In the Nashville Area Chamber of Commerce’s 19th annual report card on local schools, business leaders have outlined recommendations making the district more user-friendly for parents and making schools more accountable for student scores on ACT college entrance exams, writes Julie Hubbard at The Tennessean.
In the report, business leaders outlined how they want more of a focus on how many students score a 21 on the ACT, which is the threshold to qualify for a state-funded HOPE scholarship.
“We had a lot of kids who didn’t move up the ramp as quickly as they need to,” said committee Co-Chairman Ron Corbin.
“What gets measured gets done, and the ACT is one of the most comprehensive measures you can have relative to college preparedness and job readiness.”

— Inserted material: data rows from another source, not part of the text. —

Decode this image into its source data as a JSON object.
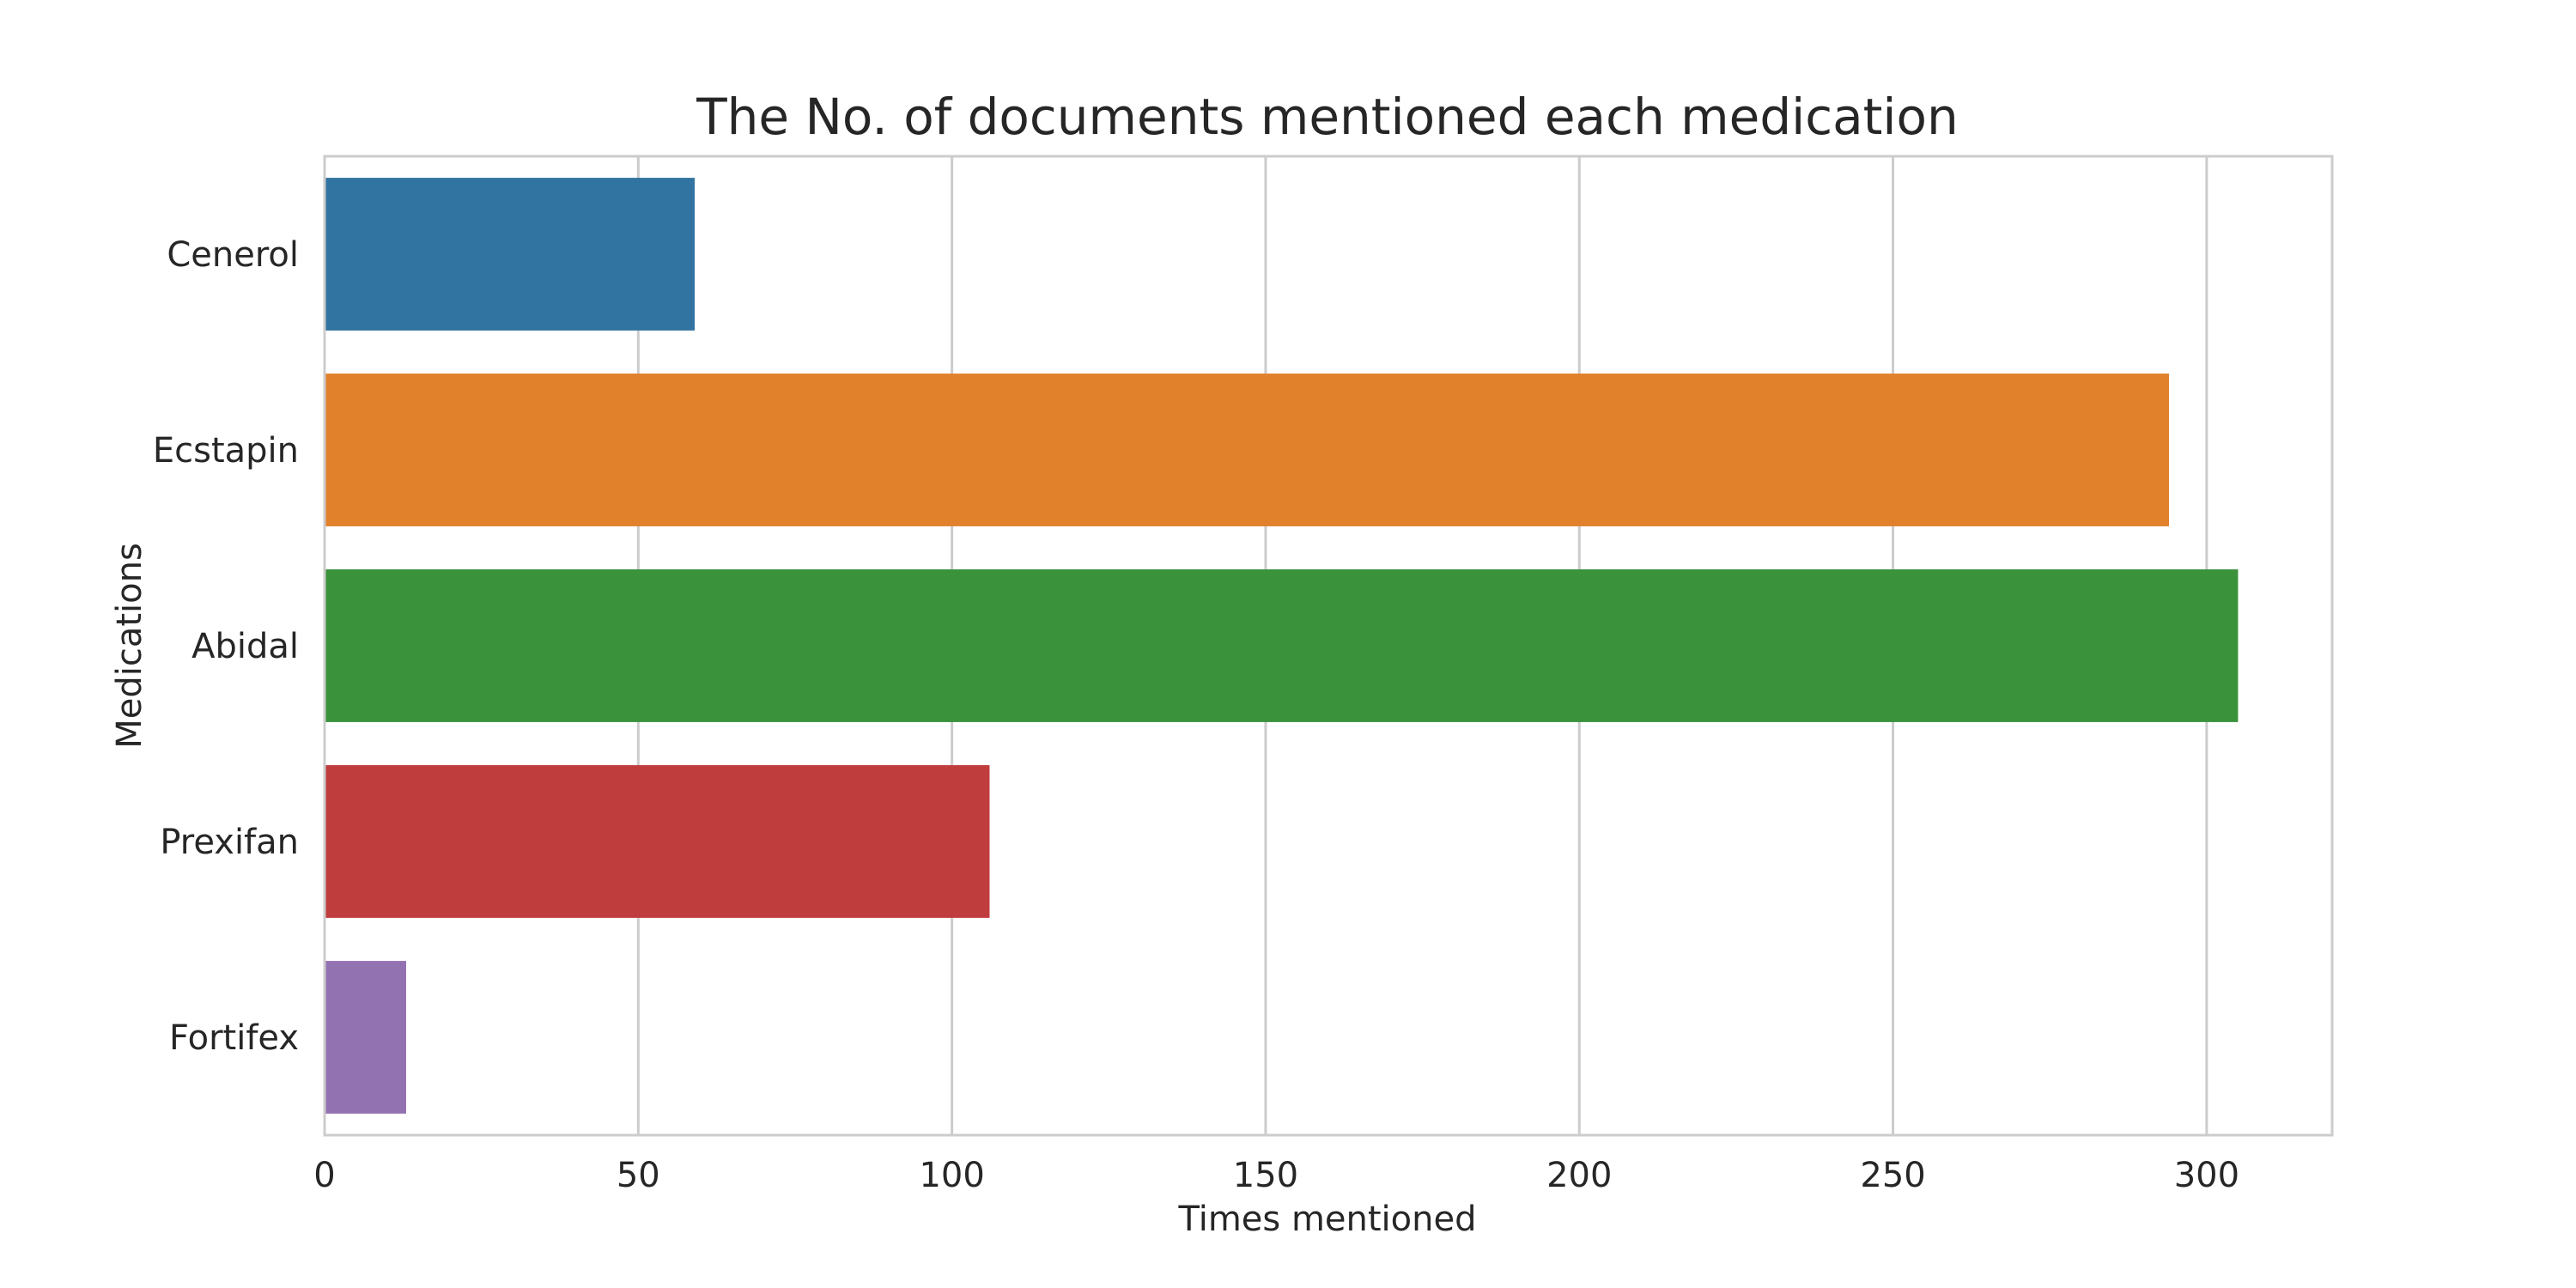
{
  "chart_data": {
    "type": "bar",
    "orientation": "horizontal",
    "title": "The No. of documents  mentioned each medication",
    "xlabel": "Times mentioned",
    "ylabel": "Medications",
    "categories": [
      "Cenerol",
      "Ecstapin",
      "Abidal",
      "Prexifan",
      "Fortifex"
    ],
    "values": [
      59,
      294,
      305,
      106,
      13
    ],
    "colors": [
      "#3274a1",
      "#e1812c",
      "#3a923a",
      "#c03d3e",
      "#9372b2"
    ],
    "xlim": [
      0,
      320
    ],
    "xticks": [
      0,
      50,
      100,
      150,
      200,
      250,
      300
    ],
    "xtick_labels": [
      "0",
      "50",
      "100",
      "150",
      "200",
      "250",
      "300"
    ],
    "grid": "vertical",
    "legend": "none"
  }
}
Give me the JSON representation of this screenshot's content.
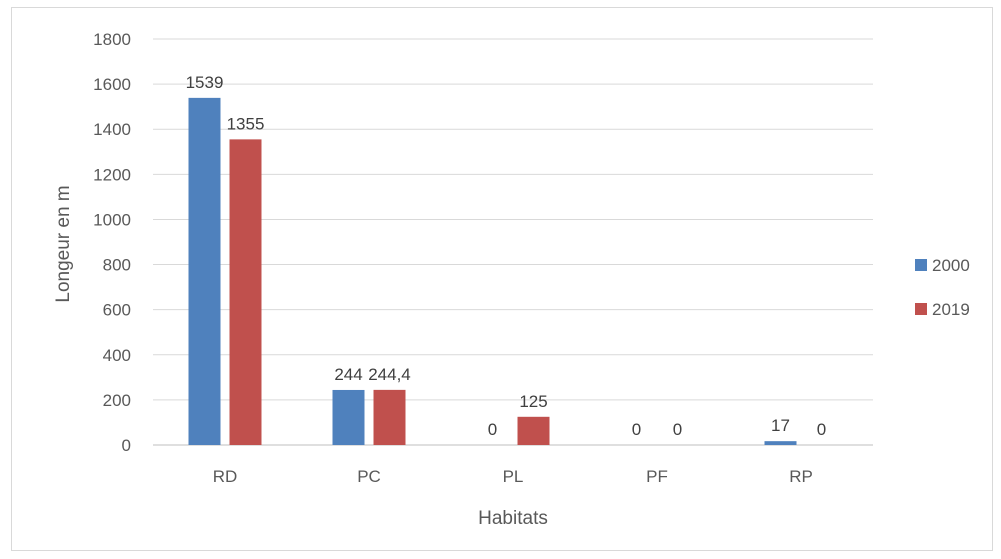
{
  "chart_data": {
    "type": "bar",
    "title": "",
    "xlabel": "Habitats",
    "ylabel": "Longeur en m",
    "categories": [
      "RD",
      "PC",
      "PL",
      "PF",
      "RP"
    ],
    "series": [
      {
        "name": "2000",
        "color": "#4f81bd",
        "values": [
          1539,
          244,
          0,
          0,
          17
        ],
        "labels": [
          "1539",
          "244",
          "0",
          "0",
          "17"
        ]
      },
      {
        "name": "2019",
        "color": "#c0504d",
        "values": [
          1355,
          244.4,
          125,
          0,
          0
        ],
        "labels": [
          "1355",
          "244,4",
          "125",
          "0",
          "0"
        ]
      }
    ],
    "ylim": [
      0,
      1800
    ],
    "yticks": [
      0,
      200,
      400,
      600,
      800,
      1000,
      1200,
      1400,
      1600,
      1800
    ],
    "grid": true,
    "legend": "right"
  }
}
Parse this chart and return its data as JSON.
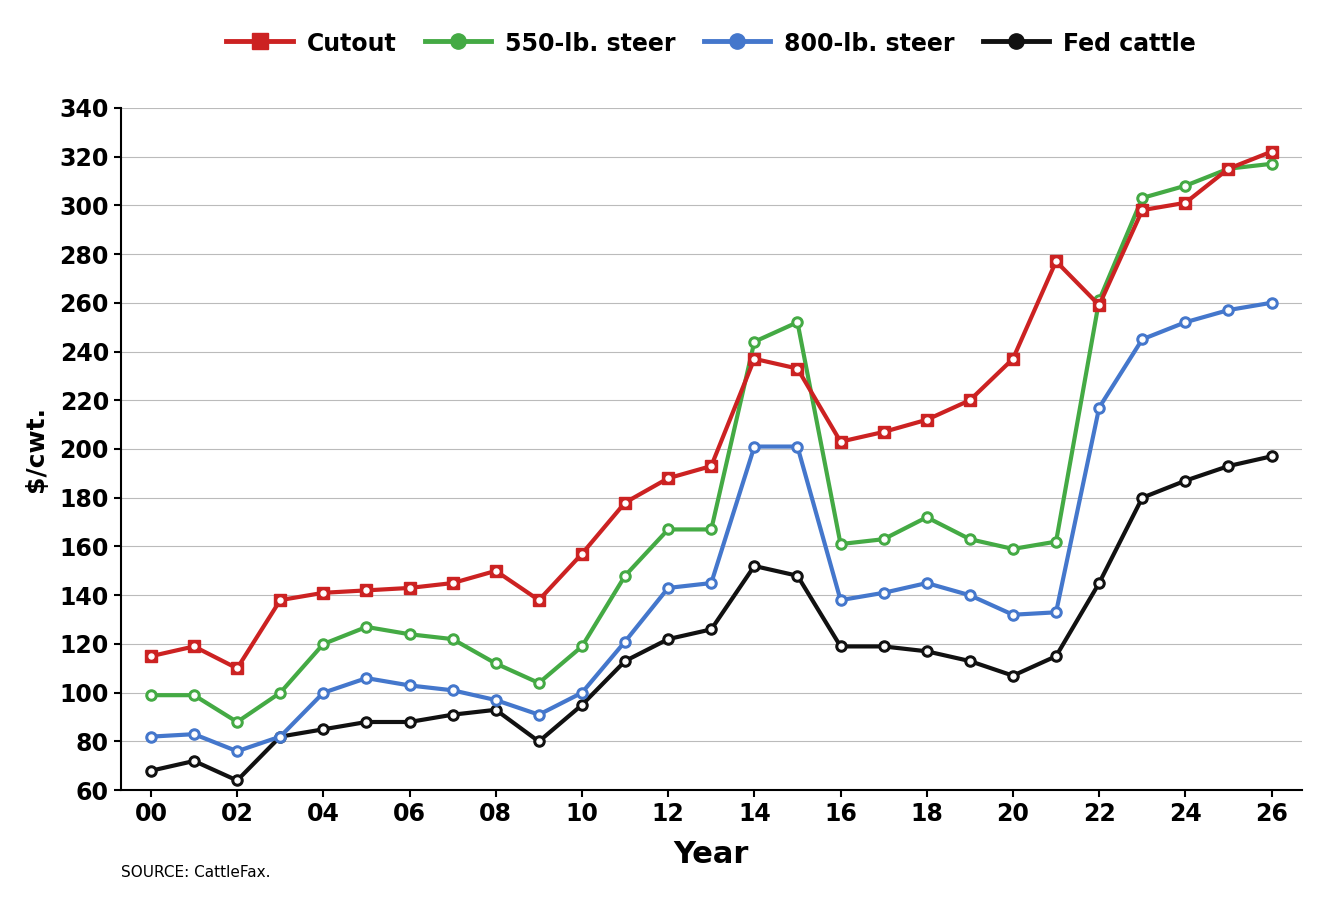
{
  "years": [
    2000,
    2001,
    2002,
    2003,
    2004,
    2005,
    2006,
    2007,
    2008,
    2009,
    2010,
    2011,
    2012,
    2013,
    2014,
    2015,
    2016,
    2017,
    2018,
    2019,
    2020,
    2021,
    2022,
    2023,
    2024,
    2025,
    2026
  ],
  "cutout": [
    115,
    119,
    110,
    138,
    141,
    142,
    143,
    145,
    150,
    138,
    157,
    178,
    188,
    193,
    237,
    233,
    203,
    207,
    212,
    220,
    237,
    277,
    259,
    298,
    301,
    315,
    322
  ],
  "steer550": [
    99,
    99,
    88,
    100,
    120,
    127,
    124,
    122,
    112,
    104,
    119,
    148,
    167,
    167,
    244,
    252,
    161,
    163,
    172,
    163,
    159,
    162,
    261,
    303,
    308,
    315,
    317
  ],
  "steer800": [
    82,
    83,
    76,
    82,
    100,
    106,
    103,
    101,
    97,
    91,
    100,
    121,
    143,
    145,
    201,
    201,
    138,
    141,
    145,
    140,
    132,
    133,
    217,
    245,
    252,
    257,
    260
  ],
  "fed_cattle": [
    68,
    72,
    64,
    82,
    85,
    88,
    88,
    91,
    93,
    80,
    95,
    113,
    122,
    126,
    152,
    148,
    119,
    119,
    117,
    113,
    107,
    115,
    145,
    180,
    187,
    193,
    197
  ],
  "cutout_color": "#cc2222",
  "steer550_color": "#44aa44",
  "steer800_color": "#4477cc",
  "fed_cattle_color": "#111111",
  "ylabel": "$/cwt.",
  "xlabel": "Year",
  "source_text": "SOURCE: CattleFax.",
  "ylim": [
    60,
    340
  ],
  "yticks": [
    60,
    80,
    100,
    120,
    140,
    160,
    180,
    200,
    220,
    240,
    260,
    280,
    300,
    320,
    340
  ],
  "xtick_labels": [
    "00",
    "02",
    "04",
    "06",
    "08",
    "10",
    "12",
    "14",
    "16",
    "18",
    "20",
    "22",
    "24",
    "26"
  ],
  "xtick_positions": [
    2000,
    2002,
    2004,
    2006,
    2008,
    2010,
    2012,
    2014,
    2016,
    2018,
    2020,
    2022,
    2024,
    2026
  ],
  "legend_labels": [
    "Cutout",
    "550-lb. steer",
    "800-lb. steer",
    "Fed cattle"
  ],
  "linewidth": 3.0,
  "markersize": 8,
  "background_color": "#ffffff",
  "grid_color": "#bbbbbb"
}
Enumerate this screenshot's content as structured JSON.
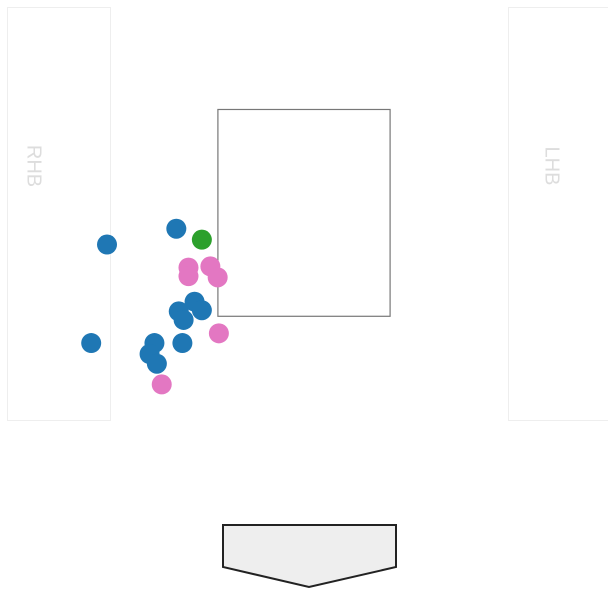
{
  "chart_data": {
    "type": "scatter",
    "xlim": [
      -2.5,
      2.5
    ],
    "ylim": [
      -0.5,
      4.35
    ],
    "strike_zone": {
      "x": [
        -0.708,
        0.708
      ],
      "y": [
        1.75,
        3.45
      ]
    },
    "batter_boxes": [
      "RHB",
      "LHB"
    ],
    "series": [
      {
        "color": "#1f77b4",
        "x": [
          -1.62,
          -1.05,
          -1.03,
          -0.99,
          -0.9,
          -0.84,
          -1.75,
          -1.23,
          -1.27,
          -1.21,
          -1.0
        ],
        "values": [
          2.34,
          2.47,
          1.79,
          1.72,
          1.87,
          1.8,
          1.53,
          1.53,
          1.44,
          1.36,
          1.53
        ]
      },
      {
        "color": "#e377c2",
        "x": [
          -0.95,
          -0.95,
          -0.77,
          -0.71,
          -0.7,
          -1.17
        ],
        "values": [
          2.15,
          2.08,
          2.16,
          2.07,
          1.61,
          1.19
        ]
      },
      {
        "color": "#2ca02c",
        "x": [
          -0.84
        ],
        "values": [
          2.38
        ]
      }
    ]
  }
}
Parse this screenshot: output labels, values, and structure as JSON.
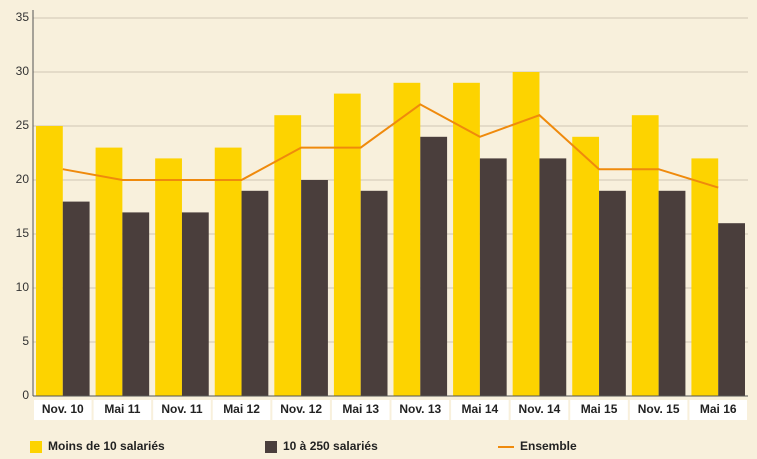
{
  "chart_data": {
    "type": "bar",
    "categories": [
      "Nov. 10",
      "Mai 11",
      "Nov. 11",
      "Mai 12",
      "Nov. 12",
      "Mai 13",
      "Nov. 13",
      "Mai 14",
      "Nov. 14",
      "Mai 15",
      "Nov. 15",
      "Mai 16"
    ],
    "series": [
      {
        "name": "Moins de 10 salariés",
        "color": "#fdd300",
        "type": "bar",
        "values": [
          25,
          23,
          22,
          23,
          26,
          28,
          29,
          29,
          30,
          24,
          26,
          22
        ]
      },
      {
        "name": "10 à 250 salariés",
        "color": "#4a3e3c",
        "type": "bar",
        "values": [
          18,
          17,
          17,
          19,
          20,
          19,
          24,
          22,
          22,
          19,
          19,
          16
        ]
      },
      {
        "name": "Ensemble",
        "color": "#ef8a0c",
        "type": "line",
        "values": [
          21,
          20,
          20,
          20,
          23,
          23,
          27,
          24,
          26,
          21,
          21,
          19.3
        ]
      }
    ],
    "ylim": [
      0,
      35
    ],
    "yticks": [
      0,
      5,
      10,
      15,
      20,
      25,
      30,
      35
    ],
    "grid": true,
    "legend": "bottom"
  }
}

The chamber wants to see the state Department of Education to use the scores from the test that every high school student must take, and use them to evaluate whether the schools are making adequate process.
Tennessee has applied to the federal government to opt out of No Child Left Behind and set its own measuring system for schools.
The chamber report also recommended that schools use more data from new software that tracks individual student attendance, discipline, benchmark testing results and other trends.
“We didn’t sort through what that should look like, but it was inspired by a teacher talking to our committee who said if you want to communicate to parents effectively, you have to do it on intervals and methods intuitive to them,” said Marc Hill, chief policy officer for the chamber.
The report contains pages of polling and performance data, highlighting aspects such as the fact that public perception of schools’ performance has been almost flat for four years.
A district spokeswoman said leaders are already working on some of the suggestions.